Alice Rohrwacher, 'l'affaire Depardieu ? Un exemple de changement

L'affaire Depardieu, avec la condamnation de la superstar française à 18 mois de prison pour avoir agressé deux femmes lors du tournage du film Les Volets Verts en 2022, secoue Cannes en ouverture du 78e festival où la star avait remporté la Palme d'or du meilleur acteur en 1990 dans le rôle de Cyrano. "C'est un grand exemple non seulement en ce qui concerne les questions féminines mais aussi politiques, s'unir, former une coalition, peut changer les choses", a déclaré la réalisatrice Alice Rohrwacher à ANSA, en référence aux accusations des actrices et aux témoignages contre Depardieu (à l'exception sensationnelle de Fanny Ardant qui a parlé en sa faveur). « Les mots ne sont pas seulement des bavardages, mais aussi des actions juridiques et nous espérons que cela ira au-delà de MeToo et pourra s'étendre en transformant les appels à l'égalité et les comportements non harcelants sexuellement en actions contagieuses », poursuit le réalisateur qui a été choisi par le délégué général Fremaux pour présider le jury de la Caméra d'Or qui décernera le prestigieux prix à la meilleure première œuvre du festival 2025, 28 au total dont le film d'ouverture Partir un jour d'Amélie Bonnin.

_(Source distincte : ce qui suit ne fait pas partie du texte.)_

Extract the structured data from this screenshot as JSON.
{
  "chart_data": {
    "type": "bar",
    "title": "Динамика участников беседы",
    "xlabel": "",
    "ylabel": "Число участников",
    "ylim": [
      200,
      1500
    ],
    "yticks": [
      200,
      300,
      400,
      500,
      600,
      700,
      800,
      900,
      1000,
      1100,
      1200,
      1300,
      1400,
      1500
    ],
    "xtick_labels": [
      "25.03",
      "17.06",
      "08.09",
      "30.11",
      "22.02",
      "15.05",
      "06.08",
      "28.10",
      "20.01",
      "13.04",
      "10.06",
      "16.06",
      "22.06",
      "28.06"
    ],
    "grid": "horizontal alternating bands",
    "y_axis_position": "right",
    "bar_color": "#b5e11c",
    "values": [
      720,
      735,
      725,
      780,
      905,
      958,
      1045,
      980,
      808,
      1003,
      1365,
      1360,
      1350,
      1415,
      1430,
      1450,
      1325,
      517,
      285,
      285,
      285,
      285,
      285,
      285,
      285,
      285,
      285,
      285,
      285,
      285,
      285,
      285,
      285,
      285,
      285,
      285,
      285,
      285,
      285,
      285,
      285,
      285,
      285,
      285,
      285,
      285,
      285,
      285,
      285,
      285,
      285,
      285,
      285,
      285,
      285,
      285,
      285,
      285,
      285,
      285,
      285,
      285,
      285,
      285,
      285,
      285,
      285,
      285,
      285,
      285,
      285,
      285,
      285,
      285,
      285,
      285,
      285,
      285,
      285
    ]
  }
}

Alice Rohrwacher fait partie d'un système féminin : quatre jurys, quatre femmes et sept réalisatrices sur 22 films en compétition pour la Palme d'Or. Une belle rénovation ? « Un changement est en marche, mais il sera véritablement accompli quand il ne servira à rien de le signaler et après toutes ces années je peux dire qu'il était temps ! » Le changement « est réel lorsque les femmes se sont unies et ont abandonné la logique de la prima donna, car c'est le système patriarcal lui-même qui transmet ce concept, ainsi que l'autre stéréotype selon lequel « les plus grandes ennemies sont les autres femmes ». Il n'y a plus de prima donna, car les femmes ont changé, il y a une lutte collective, et au cinéma, le regard féminin manquant fait son chemin, et c'est nécessaire. » Nécessaire est un mot récurrent dans le vocabulaire d'Alice Rohrwacher, tout comme biodiversité : ses origines rurales la font penser d'un point de vue agricole et elle s'excuse d'utiliser des métaphores paysannes. « Les premières œuvres sont des trésors. Le cinéma n'est pas un divertissement, mais un moyen d'exprimer un besoin de l'auteur, surtout lorsqu'il s'agit d'un premier film. Partout en Europe, les premières œuvres dépendent de financements publics. Nous devons tous protéger cette créativité, lui accorder une attention particulière : il faut un espace pour s'exprimer. Et je crois, poursuit-elle, qu'il y a un grand besoin de ces regards neufs. En ces jours de jury de la Caméra d'Or, je suis très curieuse de voir des œuvres peut-être immatures, imparfaites, mais qui ont la capacité d'imaginer le monde, de l'interpréter librement et de manière imprévisible. »
Le premier film d'Alice Rohrwacher, Corpo Celeste, a marqué les esprits à la Quinzaine en 2011, puis Cannes a accueilli ses trois autres œuvres, lui décernant le Grand Prix pour Le Meraviglie, le meilleur scénario pour Lazzaro Felice et la compétition pour La Chimera. Je suis très reconnaissant envers Cannes et aussi envers mon professeur de français que j'ai eu quand j'étais petit. Ces notions m'ont permis de convaincre les coproducteurs de mes débuts. Le système européen de coproduction est une excellente chose qu'il faut protéger. Si la France l'accueille avec plaisir, la relation avec l'Italie est différente, « complexe et déchirante. Je l'aime, elle regorge de trésors, mais je vois ses magnifiques enfants métis cachés sous le lit, qui représentent son avenir. La culture dominante est celle de la gastronomie et du vin, mais il y a aussi autre chose à valoriser ». Elle prépare deux films et en tant qu'artiste elle se sent « libre et sans préjugés, et aussi en tant que citoyenne parce que je vote et nous ne devons pas oublier que nous avons cette liberté ». Cannes, outre Alice, souhaitait également la présence de sa sœur Alba, dans le jury présidé par Juliette Binoche qui décernera la Palme d'Or. Je suis fou de joie, je pense que c'est aussi une bonne chose pour le cinéma italien. Nous n'avons pas de films à voir ensemble, car il n'y a pas de premières en compétition, mais nous sommes à deux pas et nous nous soutenons mutuellement, comme toujours. Nos goûts ? Passionnés par Certains l'aiment chaud.